After reversing a k-node group, three pointer updates are required. First, groupPrev.next = newGroupHead reconnects the processed portion of the list to the reversed segment. Second, groupTail.next = nextGroupStart attaches the reversed segment to whatever comes after it, whether that is the next group or the unreversed remainder.

Finally, advance groupPrev = groupTail to set up for the next iteration. The loop then repeats: count k nodes from groupPrev.next, reverse if possible, reconnect, advance groupPrev.

A common off-by-one arises when groupTail.next is not set before the reversal reuses that pointer. Always capture nextGroupStart = kthNode.next before reversing, since the reversal will overwrite kthNode.next.

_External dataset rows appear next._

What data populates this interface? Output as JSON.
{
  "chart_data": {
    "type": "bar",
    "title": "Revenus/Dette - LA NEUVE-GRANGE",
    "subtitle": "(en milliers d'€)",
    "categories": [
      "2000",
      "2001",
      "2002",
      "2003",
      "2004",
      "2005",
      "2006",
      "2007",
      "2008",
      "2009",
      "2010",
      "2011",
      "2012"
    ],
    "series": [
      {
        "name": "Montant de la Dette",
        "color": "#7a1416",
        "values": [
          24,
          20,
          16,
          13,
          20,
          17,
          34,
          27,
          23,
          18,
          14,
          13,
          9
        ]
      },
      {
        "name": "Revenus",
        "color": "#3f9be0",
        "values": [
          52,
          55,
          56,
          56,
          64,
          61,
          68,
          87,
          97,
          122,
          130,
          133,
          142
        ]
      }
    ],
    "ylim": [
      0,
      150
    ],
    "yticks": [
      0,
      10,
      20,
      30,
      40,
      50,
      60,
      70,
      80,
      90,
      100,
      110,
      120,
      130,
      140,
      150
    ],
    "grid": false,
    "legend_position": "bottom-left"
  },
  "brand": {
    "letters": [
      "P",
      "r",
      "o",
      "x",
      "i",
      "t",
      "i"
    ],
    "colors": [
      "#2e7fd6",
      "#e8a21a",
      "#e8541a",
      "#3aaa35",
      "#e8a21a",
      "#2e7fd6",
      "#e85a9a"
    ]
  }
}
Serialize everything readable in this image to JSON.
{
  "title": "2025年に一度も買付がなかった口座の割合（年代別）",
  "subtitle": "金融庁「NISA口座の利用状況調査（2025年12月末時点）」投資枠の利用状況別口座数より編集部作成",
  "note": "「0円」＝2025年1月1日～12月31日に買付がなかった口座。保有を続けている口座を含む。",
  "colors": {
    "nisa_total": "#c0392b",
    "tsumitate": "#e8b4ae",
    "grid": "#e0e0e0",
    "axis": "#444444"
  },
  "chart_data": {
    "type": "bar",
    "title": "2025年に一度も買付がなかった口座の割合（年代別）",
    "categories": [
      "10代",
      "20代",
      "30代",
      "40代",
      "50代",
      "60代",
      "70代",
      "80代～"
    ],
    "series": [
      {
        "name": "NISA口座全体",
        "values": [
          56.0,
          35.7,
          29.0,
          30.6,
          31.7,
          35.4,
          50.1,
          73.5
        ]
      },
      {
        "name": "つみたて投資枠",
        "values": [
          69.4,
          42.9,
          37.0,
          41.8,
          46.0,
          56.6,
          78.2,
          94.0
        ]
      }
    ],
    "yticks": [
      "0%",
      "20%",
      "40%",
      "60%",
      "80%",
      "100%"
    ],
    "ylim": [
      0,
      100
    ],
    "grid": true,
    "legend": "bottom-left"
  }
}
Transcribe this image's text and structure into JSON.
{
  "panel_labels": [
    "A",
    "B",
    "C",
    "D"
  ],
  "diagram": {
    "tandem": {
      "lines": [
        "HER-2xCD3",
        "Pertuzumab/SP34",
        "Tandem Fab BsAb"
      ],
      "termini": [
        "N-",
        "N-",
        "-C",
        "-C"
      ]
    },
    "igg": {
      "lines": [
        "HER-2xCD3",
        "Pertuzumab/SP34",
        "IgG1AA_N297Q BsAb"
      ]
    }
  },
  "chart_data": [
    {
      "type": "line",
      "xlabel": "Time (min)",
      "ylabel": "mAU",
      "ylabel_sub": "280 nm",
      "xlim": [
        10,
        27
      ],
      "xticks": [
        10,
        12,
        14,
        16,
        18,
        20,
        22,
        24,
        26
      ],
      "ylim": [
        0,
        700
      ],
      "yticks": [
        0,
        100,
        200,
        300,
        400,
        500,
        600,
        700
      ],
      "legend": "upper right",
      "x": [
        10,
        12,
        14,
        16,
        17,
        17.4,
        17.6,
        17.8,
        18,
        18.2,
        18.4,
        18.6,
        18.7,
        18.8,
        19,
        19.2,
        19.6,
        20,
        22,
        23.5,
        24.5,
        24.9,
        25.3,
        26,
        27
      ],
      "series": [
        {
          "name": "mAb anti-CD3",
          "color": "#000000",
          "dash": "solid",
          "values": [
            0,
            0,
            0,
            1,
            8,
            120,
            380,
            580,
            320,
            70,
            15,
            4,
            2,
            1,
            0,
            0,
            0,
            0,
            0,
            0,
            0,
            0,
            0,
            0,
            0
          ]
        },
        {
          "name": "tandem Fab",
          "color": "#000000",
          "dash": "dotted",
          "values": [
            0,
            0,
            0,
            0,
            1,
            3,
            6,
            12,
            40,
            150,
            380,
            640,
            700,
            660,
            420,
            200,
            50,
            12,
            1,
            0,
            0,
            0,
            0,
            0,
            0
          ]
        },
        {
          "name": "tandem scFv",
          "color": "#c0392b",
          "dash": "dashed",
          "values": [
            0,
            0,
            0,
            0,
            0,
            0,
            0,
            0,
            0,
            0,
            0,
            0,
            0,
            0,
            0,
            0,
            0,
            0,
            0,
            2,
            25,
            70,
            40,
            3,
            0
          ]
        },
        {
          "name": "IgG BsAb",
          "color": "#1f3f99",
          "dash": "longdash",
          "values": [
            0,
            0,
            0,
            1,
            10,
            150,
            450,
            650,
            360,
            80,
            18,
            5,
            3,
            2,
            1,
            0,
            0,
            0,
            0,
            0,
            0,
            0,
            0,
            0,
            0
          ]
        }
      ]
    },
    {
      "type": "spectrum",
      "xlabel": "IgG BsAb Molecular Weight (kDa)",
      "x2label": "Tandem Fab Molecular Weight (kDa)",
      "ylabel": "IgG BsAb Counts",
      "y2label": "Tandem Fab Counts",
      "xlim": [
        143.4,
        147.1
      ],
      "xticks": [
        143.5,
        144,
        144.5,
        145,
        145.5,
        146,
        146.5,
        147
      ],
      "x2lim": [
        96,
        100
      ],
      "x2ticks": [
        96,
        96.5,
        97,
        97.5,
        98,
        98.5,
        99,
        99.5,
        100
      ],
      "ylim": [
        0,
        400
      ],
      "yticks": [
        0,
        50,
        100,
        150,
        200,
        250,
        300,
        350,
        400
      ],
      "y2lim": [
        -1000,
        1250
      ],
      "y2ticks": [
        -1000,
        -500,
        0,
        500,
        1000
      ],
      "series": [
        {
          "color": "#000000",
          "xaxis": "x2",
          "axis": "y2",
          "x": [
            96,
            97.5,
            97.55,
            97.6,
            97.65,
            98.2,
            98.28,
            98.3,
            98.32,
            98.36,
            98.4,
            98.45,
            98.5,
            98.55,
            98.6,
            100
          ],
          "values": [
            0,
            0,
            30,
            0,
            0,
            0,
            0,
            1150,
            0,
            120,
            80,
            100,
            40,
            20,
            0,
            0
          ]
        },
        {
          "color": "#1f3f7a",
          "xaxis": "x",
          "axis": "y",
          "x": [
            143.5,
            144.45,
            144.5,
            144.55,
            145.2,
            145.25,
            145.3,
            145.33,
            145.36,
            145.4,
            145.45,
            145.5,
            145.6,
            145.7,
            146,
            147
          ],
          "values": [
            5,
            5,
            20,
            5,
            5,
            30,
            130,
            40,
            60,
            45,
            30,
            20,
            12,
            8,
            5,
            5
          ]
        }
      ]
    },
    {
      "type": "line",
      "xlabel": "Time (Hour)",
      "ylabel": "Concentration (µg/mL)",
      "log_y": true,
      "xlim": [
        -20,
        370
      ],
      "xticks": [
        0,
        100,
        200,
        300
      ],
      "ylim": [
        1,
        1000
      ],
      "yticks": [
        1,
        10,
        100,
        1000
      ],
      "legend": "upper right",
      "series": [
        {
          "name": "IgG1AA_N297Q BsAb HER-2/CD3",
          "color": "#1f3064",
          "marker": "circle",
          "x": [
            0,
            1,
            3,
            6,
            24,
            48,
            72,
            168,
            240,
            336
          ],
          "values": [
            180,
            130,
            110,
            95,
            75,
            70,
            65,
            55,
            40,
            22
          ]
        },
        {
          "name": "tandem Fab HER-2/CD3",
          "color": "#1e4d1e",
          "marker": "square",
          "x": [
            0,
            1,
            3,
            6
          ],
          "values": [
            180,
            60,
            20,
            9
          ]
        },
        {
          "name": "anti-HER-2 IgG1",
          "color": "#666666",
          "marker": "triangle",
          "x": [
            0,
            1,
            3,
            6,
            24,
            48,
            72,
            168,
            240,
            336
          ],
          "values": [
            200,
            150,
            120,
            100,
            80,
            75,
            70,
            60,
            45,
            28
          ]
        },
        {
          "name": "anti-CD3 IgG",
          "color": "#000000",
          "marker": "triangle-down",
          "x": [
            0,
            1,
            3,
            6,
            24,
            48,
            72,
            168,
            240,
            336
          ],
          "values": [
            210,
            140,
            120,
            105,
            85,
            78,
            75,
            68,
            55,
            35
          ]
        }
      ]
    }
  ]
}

In Python: create dummy, set groupPrev = dummy. In a while loop, call a helper to get the k-th node from groupPrev.next; if None, break. Capture groupTail = groupPrev.next and nextStart = kthNode.next. Reverse from groupTail k times using prev = nextStart as the sentinel. Then groupPrev.next = prev (new head), groupTail.next = nextStart (already set by reversal), groupPrev = groupTail. Return dummy.next. Time O(n), space O(1).

In Java: same structure — a ListNode dummy, a while loop guarded by a getKth helper returning null when fewer than k nodes remain. The reversal inner loop runs exactly k times. The reconnection lines mirror Python. Both solutions are around 20-25 lines of clean code.

A subtle Java pitfall: initialize prev = nextStart inside the reversal, not null. If you initialize prev = null the last node of the group incorrectly points to null instead of the start of the next group, breaking the list silently.

Reverse Nodes in k-Group sits at the top of the linked list difficulty ladder. The skills it demands — dummy nodes, segment reversal, and multi-pointer reconnection — transfer directly to several other hard problems.

Reverse Linked List II (LeetCode 92) asks you to reverse a sublist between positions left and right. The segment reversal code is nearly identical; the difference is you do it exactly once and the boundary is given by indices rather than being repeated every k nodes. Reorder List (LeetCode 143) requires splitting the list at the midpoint, reversing the second half, and merging the two halves — another multi-phase pointer problem.

Merge k Sorted Lists (LeetCode 23) is the canonical hard divide-and-conquer linked list problem. While it does not involve reversal, the pointer-splicing mindset from k-Group applies. Together these four problems represent the hard linked list family that appears most often in senior engineering interviews.